Un discours martial axé sur la dissuasion
À l'issue des tirs, le dirigeant nord-coréen a réitéré sa volonté de doter son pays d'une capacité de frappe « ultra-précise » et à longue portée. Il a ordonné à ses forces de renforcer « la posture offensive mortelle et destructrice pour qu'aucun ennemi n'ose affronter » la Corée du Nord, selon la traduction de ses propos par KCNA. Il a également exigé que l'armée fasse en sorte que ses « ennemis ressentent une inquiétude et une peur constantes », élément qu'il considère comme crucial pour la dissuasion militaire. Ces déclarations interviennent dans un contexte de tensions persistantes entre Pyongyang et Séoul, Washington étant également mis en cause par le régime nord-coréen, accusé de pousser la région « au bord d'une guerre nucléaire ».

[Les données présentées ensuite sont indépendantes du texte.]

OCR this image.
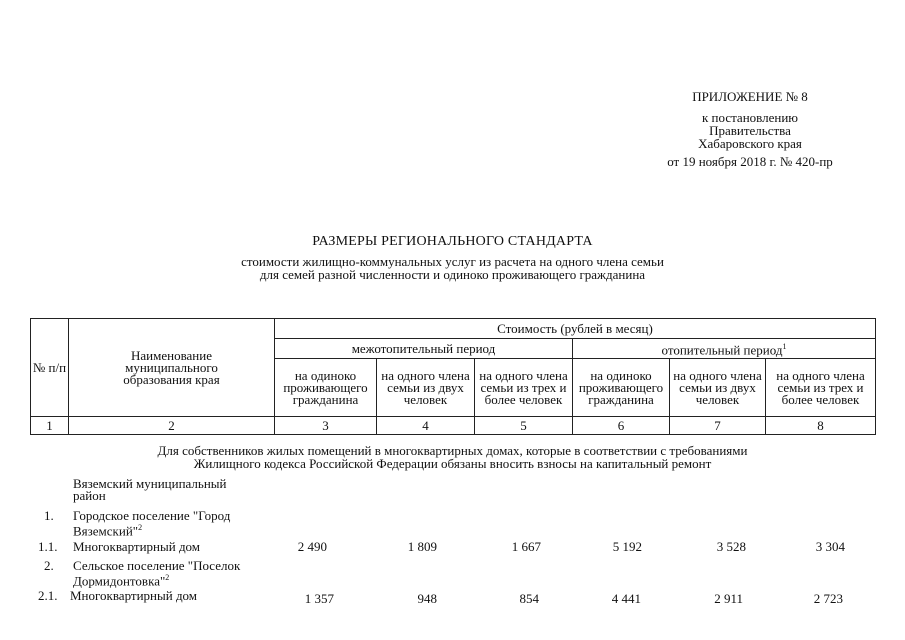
ПРИЛОЖЕНИЕ № 8
к постановлению
Правительства
Хабаровского края
от 19 ноября 2018 г. № 420-пр
РАЗМЕРЫ РЕГИОНАЛЬНОГО СТАНДАРТА
стоимости жилищно-коммунальных услуг из расчета на одного члена семьи
для семей разной численности и одиноко проживающего гражданина
№ п/п	Наименование муниципального образования края	Стоимость (рублей в месяц)					
		межотопительный период			отопительный период$^1$
		на одиноко проживающего гражданина	на одного члена семьи из двух человек	на одного члена семьи из трех и более человек	на одиноко проживающего гражданина	на одного члена семьи из двух человек	на одного члена семьи из трех и более человек
1	2	3	4	5	6	7	8
Для собственников жилых помещений в многоквартирных домах, которые в соответствии с требованиями
Жилищного кодекса Российской Федерации обязаны вносить взносы на капитальный ремонт
Вяземский муниципальный
район
1. Городское поселение "Город
Вяземский"$^2$
1.1. Многоквартирный дом	2 490	1 809	1 667	5 192	3 528	3 304
2. Сельское поселение "Поселок
Дормидонтовка"$^2$
2.1. Многоквартирный дом	1 357	948	854	4 441	2 911	2 723
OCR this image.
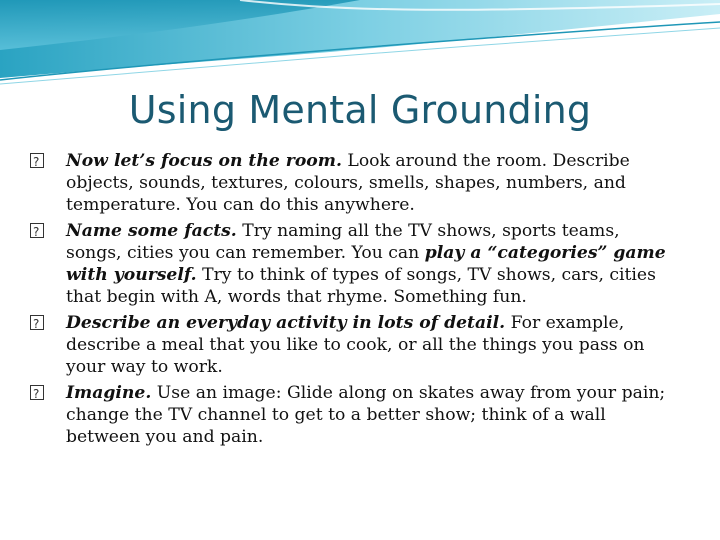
Using Mental Grounding
?
Now let’s focus on the room. Look around the room. Describe objects, sounds, textures, colours, smells, shapes, numbers, and temperature. You can do this anywhere.
?
Name some facts. Try naming all the TV shows, sports teams, songs, cities you can remember. You can play a “categories” game with yourself. Try to think of types of songs, TV shows, cars, cities that begin with A, words that rhyme. Something fun.
?
Describe an everyday activity in lots of detail. For example, describe a meal that you like to cook, or all the things you pass on your way to work.
?
Imagine. Use an image: Glide along on skates away from your pain; change the TV channel to get to a better show; think of a wall between you and pain.
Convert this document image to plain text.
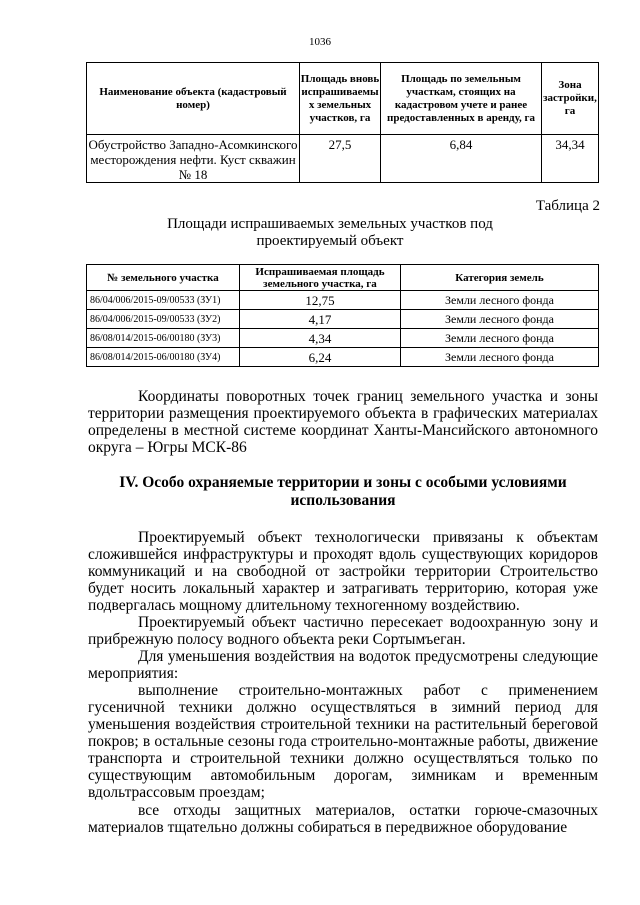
1036
Наименование объекта (кадастровый номер)	Площадь вновь испрашиваемы х земельных участков, га	Площадь по земельным участкам, стоящих на кадастровом учете и ранее предоставленных в аренду, га	Зона застройки, га
Обустройство Западно-Асомкинского месторождения нефти. Куст скважин № 18	27,5	6,84	34,34
Таблица 2
Площади испрашиваемых земельных участков под проектируемый объект
№ земельного участка	Испрашиваемая площадь земельного участка, га	Категория земель
86/04/006/2015-09/00533 (ЗУ1)	12,75	Земли лесного фонда
86/04/006/2015-09/00533 (ЗУ2)	4,17	Земли лесного фонда
86/08/014/2015-06/00180 (ЗУ3)	4,34	Земли лесного фонда
86/08/014/2015-06/00180 (ЗУ4)	6,24	Земли лесного фонда

Координаты поворотных точек границ земельного участка и зоны территории размещения проектируемого объекта в графических материалах определены в местной системе координат Ханты-Мансийского автономного округа – Югры МСК-86

IV. Особо охраняемые территории и зоны с особыми условиями использования

Проектируемый объект технологически привязаны к объектам сложившейся инфраструктуры и проходят вдоль существующих коридоров коммуникаций и на свободной от застройки территории Строительство будет носить локальный характер и затрагивать территорию, которая уже подвергалась мощному длительному техногенному воздействию.

Проектируемый объект частично пересекает водоохранную зону и прибрежную полосу водного объекта реки Сортымъеган.

Для уменьшения воздействия на водоток предусмотрены следующие мероприятия:

выполнение строительно-монтажных работ с применением гусеничной техники должно осуществляться в зимний период для уменьшения воздействия строительной техники на растительный береговой покров; в остальные сезоны года строительно-монтажные работы, движение транспорта и строительной техники должно осуществляться только по существующим автомобильным дорогам, зимникам и временным вдольтрассовым проездам;

все отходы защитных материалов, остатки горюче-смазочных материалов тщательно должны собираться в передвижное оборудование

Réactions et interprétations des analystes
Yang Moo-jin, ancien président de l'Université des études nord-coréennes, a estimé que les détails communiqués par Pyongyang constituent « une démonstration de force dirigée contre la région de la capitale sud-coréenne ». Selon lui, les améliorations apportées aux systèmes d'armes visent à offrir à la Corée du Nord la capacité de frapper l'ensemble du territoire sud-coréen, y compris les bases militaires américaines qui y sont déployées, au nombre d'environ 28 500 soldats américains stationnés dans la péninsule.
Le renforcement naval également à l'ordre du jour
Plus tôt dans la semaine, Kim Jong Un avait présidé la mise en service d'un destroyer de 5 000 tonnes, présenté comme un symbole de la montée en puissance de la marine nord-coréenne et de la progression de son programme d'armement nucléaire naval. Ce navire avait été baptisé lors d'une cérémonie à Nampho, au cours de laquelle le dirigeant avait affirmé que la marine serait équipée d'armes nucléaires conformément au plan de développement des forces.
Le contexte plus large du réarmement nord-coréen
Depuis l'échec des négociations avec les États-Unis en 2019, Pyongyang a accéléré ses programmes balistiques et nucléaires, multipliant les essais d'armes et les déclarations martiales. La Corée du Sud, de son côté, a annoncé vendredi 26 juin qu'elle formait une armée de « guerriers de drones », dans le cadre de sa propre modernisation militaire. Ces développements s'inscrivent dans une escalade des tensions qui n'a cessé de croître des deux côtés de la zone démilitarisée.